Hotel project pipeline review
Radisson Hotel Group is the go-to-market name for Radisson Hospitality Inc together with its majority-owned subsidiary Radisson Hospitality AB. In recent years, Radisson has been steadily growing its portfolio both in established and developing markets. This has led to the group taking a leading position in many regions and attracting a broad range of travellers with its diverse offering.
Currently, Radisson has 208 hotels in its pipeline and shows no signs of significantly slowing down despite the crisis.
Of course, Radisson has felt the effects of the Covid19 crisis like the rest of the hospitality industry, which perhaps might help explain why 24 of its projects are on hold and three more have been cancelled as of 2 June 2020.

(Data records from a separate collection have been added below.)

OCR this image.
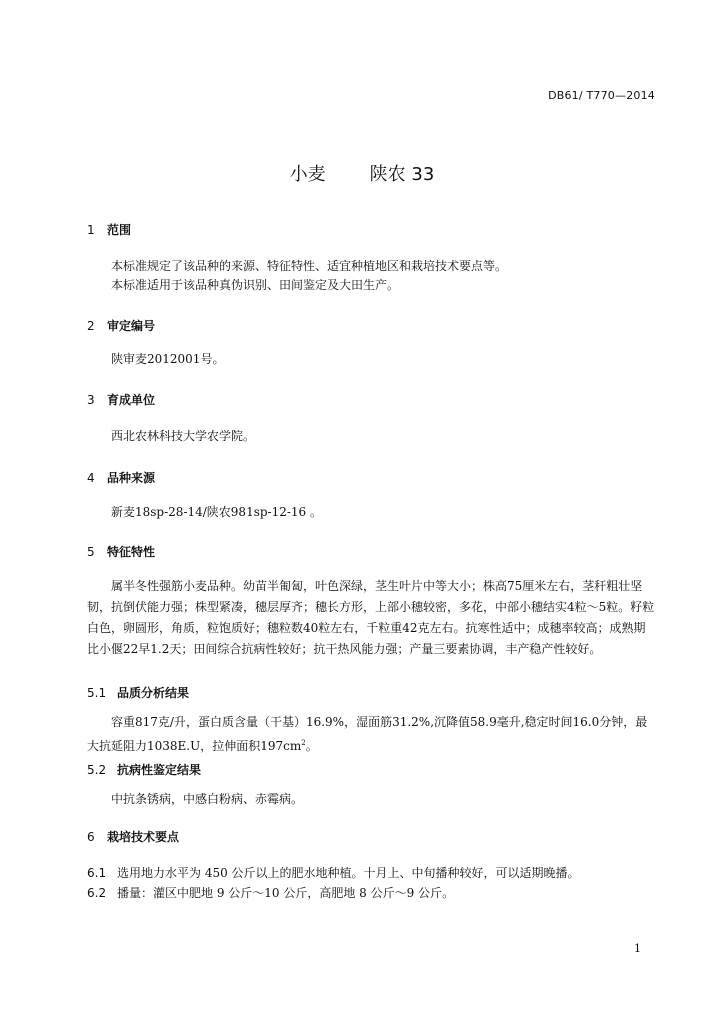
DB61/ T770—2014
小麦 陕农 33
1 范围
本标准规定了该品种的来源、特征特性、适宜种植地区和栽培技术要点等。
本标准适用于该品种真伪识别、田间鉴定及大田生产。
2 审定编号
陕审麦2012001号。
3 育成单位
西北农林科技大学农学院。
4 品种来源
新麦18sp-28-14/陕农981sp-12-16 。
5 特征特性
属半冬性强筋小麦品种。幼苗半匍匐，叶色深绿，茎生叶片中等大小；株高75厘米左右，茎秆粗壮坚韧，抗倒伏能力强；株型紧凑，穗层厚齐；穗长方形，上部小穗较密，多花，中部小穗结实4粒～5粒。籽粒白色，卵圆形，角质，粒饱质好；穗粒数40粒左右，千粒重42克左右。抗寒性适中；成穗率较高；成熟期比小偃22早1.2天；田间综合抗病性较好；抗干热风能力强；产量三要素协调，丰产稳产性较好。
5.1 品质分析结果
容重817克/升，蛋白质含量（干基）16.9%，湿面筋31.2%,沉降值58.9毫升,稳定时间16.0分钟，最大抗延阻力1038E.U，拉伸面积$197cm^2$。
5.2 抗病性鉴定结果
中抗条锈病，中感白粉病、赤霉病。
6 栽培技术要点
6.1 选用地力水平为 450 公斤以上的肥水地种植。十月上、中旬播种较好，可以适期晚播。
6.2 播量：灌区中肥地 9 公斤～10 公斤，高肥地 8 公斤～9 公斤。
1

Radisson Hospitality AB under the microscope
When Radisson Hospitality AB president and CEO Federico J González spoke about the outlook for the year ahead in his commentary for its 2019 year-end report, published in February 2020, he struck an optimistic note, saying that he expected all of the company’s five-year plan initiatives to be completed as expected. “Concerning the potential hit from the coronavirus, so far the negative impact is considered negligible due to the limited impact of Chinese and Asian travellers on our client base,” he added.
Since then, however, Covid19 has spread rapidly around the world, with hospitality companies in particular being hit hard by a wave of lockdowns in major markets.
The financial impact of Covid19 on Radisson Hospitality AB
Radisson Hospitality AB delisted from NASDAQ Stockholm in 2019, meaning share prices can no longer be used as an indicator of the company’s health and performance, but we can still take a look at its mitigation measures and cash liquidity.
In its 2019 year-end report, the business noted that “the outbreak of Covid19 in EMEA in Q1 2020 has had a significant impact on Radisson’s performance as from March 2020”. In response, management adopted a number of measures including but not limited to temporary layoffs of personnel, rent negotiations and deferrals, application for governmental subsidies and loans, and postponement of certain capex investments, which will undoubtedly have helped it make substantial savings.
Additionally, the company noted that it had cash and cash equivalents of €239.6 million.
This is not to say that the business has been immune to the fallout from the pandemic though, as the report makes clear. “The effects of Covid19 in 2020 have significantly impaired available liquidity,” it said. “Through the group’s and the shareholders’ direct actions, liquidity and equity for the next 12 months are secured and the group’s continued operations are not threatened. The board of directors and management closely follow developments to continue to take the necessary measures.”
What next for Radisson?
It remains to be seen precisely how Radisson will adapt to the so-called ‘new normal’ of operating amid a pandemic. Nevertheless, the group’s strong development pipeline suggests that its leaders remain confident there will still be plenty of demand for new hotels in the coming months and years.